Gosnell was a physician who, in 2013, was rightly convicted of three counts of murder, as well as numerous other felonies. By the time his clinic was raided and he was arrested, his facility in a poor neighborhood of Philadelphia had not been inspected in over a decade. He was sentenced to life in prison. We in the reproductive health community were glad that he was convicted, given the danger his actions posed to vulnerable people seeking vital health care, but anti-choice opponents across the country have exploited the criminality of his actions to stigmatize abortion and intimidate abortion providers.
But the grand jury report indicates abortion activists are the ones to blame. They ignored Gosnell, allowing his horrific business to continue for decades.
Former Pennsylvania Gov.
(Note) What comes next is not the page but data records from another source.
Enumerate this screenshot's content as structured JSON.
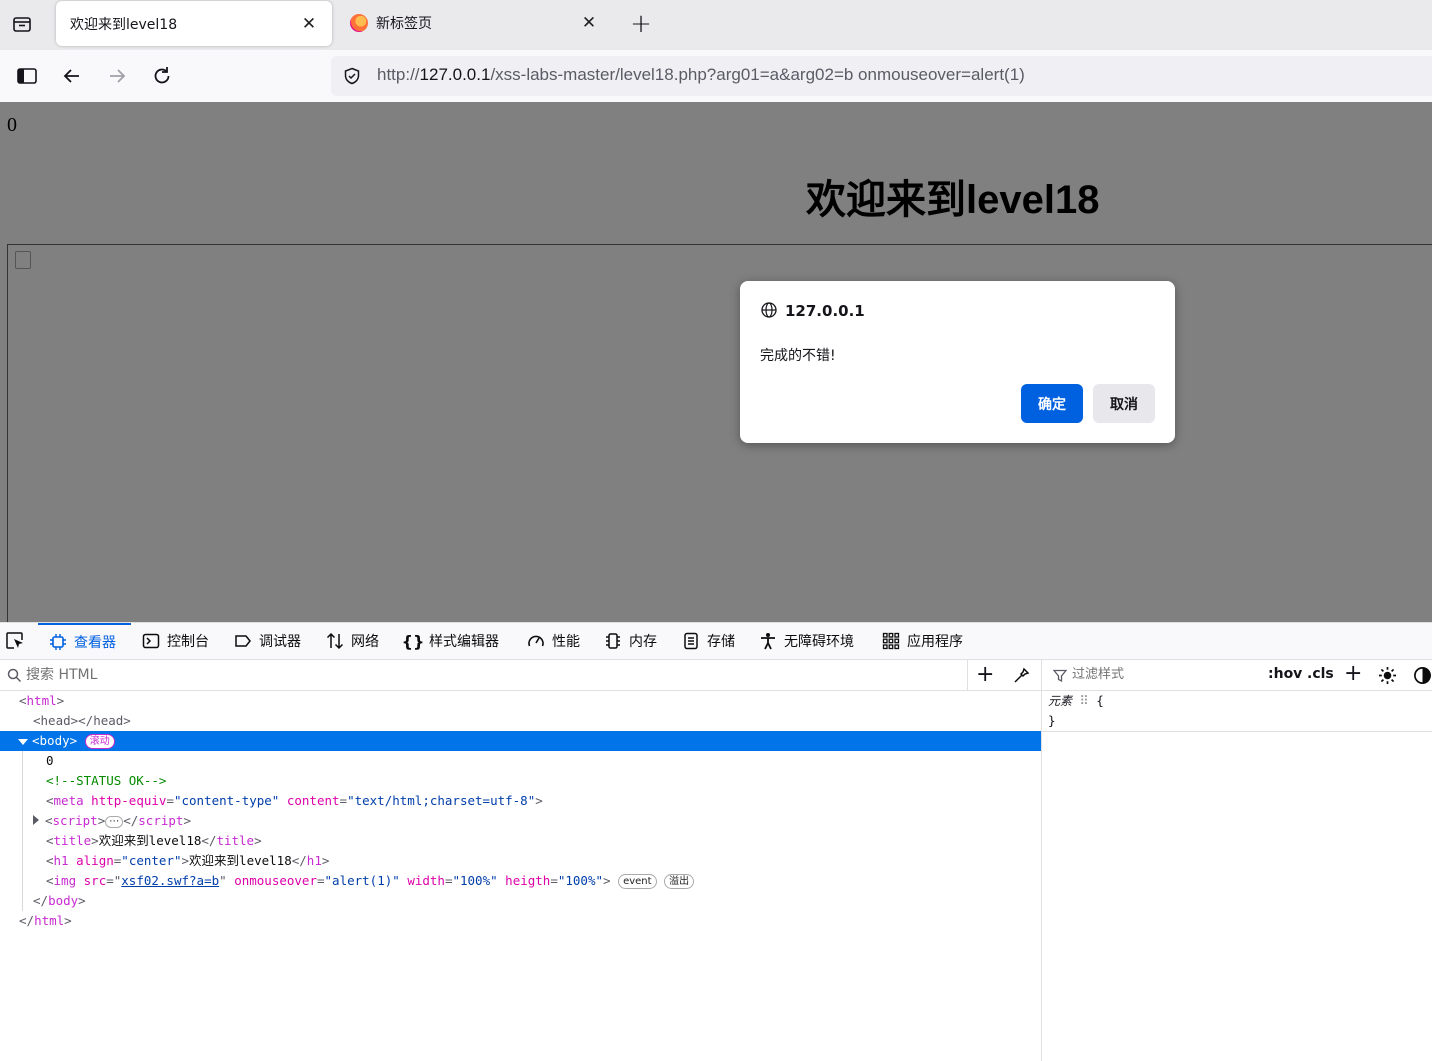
{
  "tabs": [
    {
      "title": "欢迎来到level18",
      "close": "✕"
    },
    {
      "title": "新标签页",
      "close": "✕"
    }
  ],
  "new_tab": "+",
  "url": {
    "scheme": "http://",
    "host": "127.0.0.1",
    "path": "/xss-labs-master/level18.php?arg01=a&arg02=b onmouseover=alert(1)"
  },
  "page": {
    "zero": "0",
    "heading": "欢迎来到level18"
  },
  "dialog": {
    "origin": "127.0.0.1",
    "message": "完成的不错!",
    "ok": "确定",
    "cancel": "取消"
  },
  "devtools": {
    "tabs": [
      "查看器",
      "控制台",
      "调试器",
      "网络",
      "样式编辑器",
      "性能",
      "内存",
      "存储",
      "无障碍环境",
      "应用程序"
    ],
    "search_placeholder": "搜索 HTML",
    "filter_placeholder": "过滤样式",
    "hov": ":hov",
    "cls": ".cls",
    "badge_scroll": "滚动",
    "badge_event": "event",
    "badge_overflow": "溢出",
    "ellipsis": "⋯",
    "element_rule": "元素",
    "tree": {
      "zero": "0",
      "comment": "<!--STATUS OK-->",
      "meta_http_equiv": "\"content-type\"",
      "meta_content": "\"text/html;charset=utf-8\"",
      "title_text": "欢迎来到level18",
      "h1_align": "\"center\"",
      "h1_text": "欢迎来到level18",
      "img_src": "xsf02.swf?a=b",
      "img_onmouseover": "\"alert(1)\"",
      "img_width": "\"100%\"",
      "img_heigth": "\"100%\""
    }
  }
}
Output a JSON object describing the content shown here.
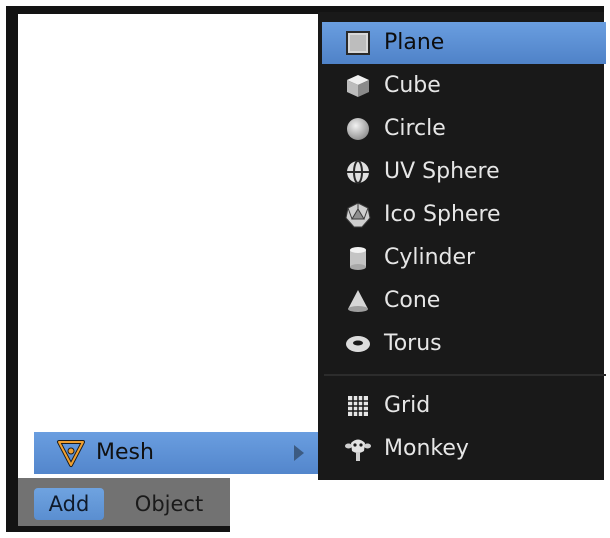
{
  "header": {
    "add_label": "Add",
    "object_label": "Object"
  },
  "add_menu": {
    "mesh_label": "Mesh",
    "mesh_icon": "mesh-icon"
  },
  "submenu": {
    "items": [
      {
        "label": "Plane",
        "icon": "plane-icon",
        "active": true
      },
      {
        "label": "Cube",
        "icon": "cube-icon"
      },
      {
        "label": "Circle",
        "icon": "circle-icon"
      },
      {
        "label": "UV Sphere",
        "icon": "uv-sphere-icon"
      },
      {
        "label": "Ico Sphere",
        "icon": "ico-sphere-icon"
      },
      {
        "label": "Cylinder",
        "icon": "cylinder-icon"
      },
      {
        "label": "Cone",
        "icon": "cone-icon"
      },
      {
        "label": "Torus",
        "icon": "torus-icon"
      },
      {
        "label": "Grid",
        "icon": "grid-icon"
      },
      {
        "label": "Monkey",
        "icon": "monkey-icon"
      }
    ]
  },
  "colors": {
    "highlight": "#5a8ed0",
    "menu_bg": "#191919",
    "header_bg": "#727272",
    "mesh_icon_orange": "#f0a030"
  }
}
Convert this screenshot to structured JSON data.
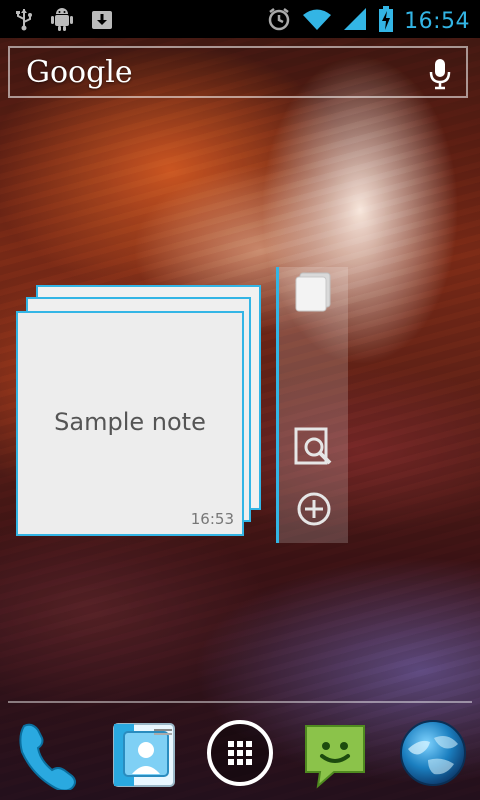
{
  "statusbar": {
    "time": "16:54",
    "left_icons": [
      "usb-icon",
      "android-debug-icon",
      "download-icon"
    ],
    "right_icons": [
      "alarm-icon",
      "wifi-icon",
      "signal-icon",
      "battery-charging-icon"
    ]
  },
  "search": {
    "logo_text": "Google",
    "voice_icon": "microphone-icon"
  },
  "notes_widget": {
    "note_title": "Sample note",
    "note_time": "16:53",
    "panel_icons": [
      "note-stack-icon",
      "search-note-icon",
      "add-note-icon"
    ]
  },
  "dock": {
    "items": [
      "phone-app-icon",
      "contacts-app-icon",
      "app-drawer-icon",
      "messaging-app-icon",
      "browser-app-icon"
    ]
  },
  "colors": {
    "accent": "#33b5e5",
    "statusbar_bg": "#000000"
  }
}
Tom Ridge, a pro-abortion Republican, stopped annual inspections of abortion facilities in the 1990s, “motivated by a desire not to be ‘putting a barrier up to women’ seeking abortions,” according to the grand jury.
A National Abortion Federation representative who inspected Gosnell’s facility also witnessed some of the horrors but never reported them to authorities – something the grand jury questioned.
“We understand that NAF’s goal is to assist clinics to comply with its standards, not sanction them for deficiencies. Nevertheless, we have to question why an evaluator from NAF, whose stated mission is to ensure safe, legal and acceptable abortion care, and to promote health and justice for women, did not report Gosnell to authorities,” the grand jury wrote.
And that is one of the key reasons why Parker and other abortion activists try so desperately to hide or manipulate the Gosnell case. It exposed how those who claim to want “safe abortions” were the ones who ignored him. They allowed Gosnell to get away with injuring potentially thousands of women and killing countless late-term newborn babies. Because legal abortions are more important than safe abortions.
Parker claimed the film “exploits the pain and suffering of women,” but that description fits the abortion industry much better.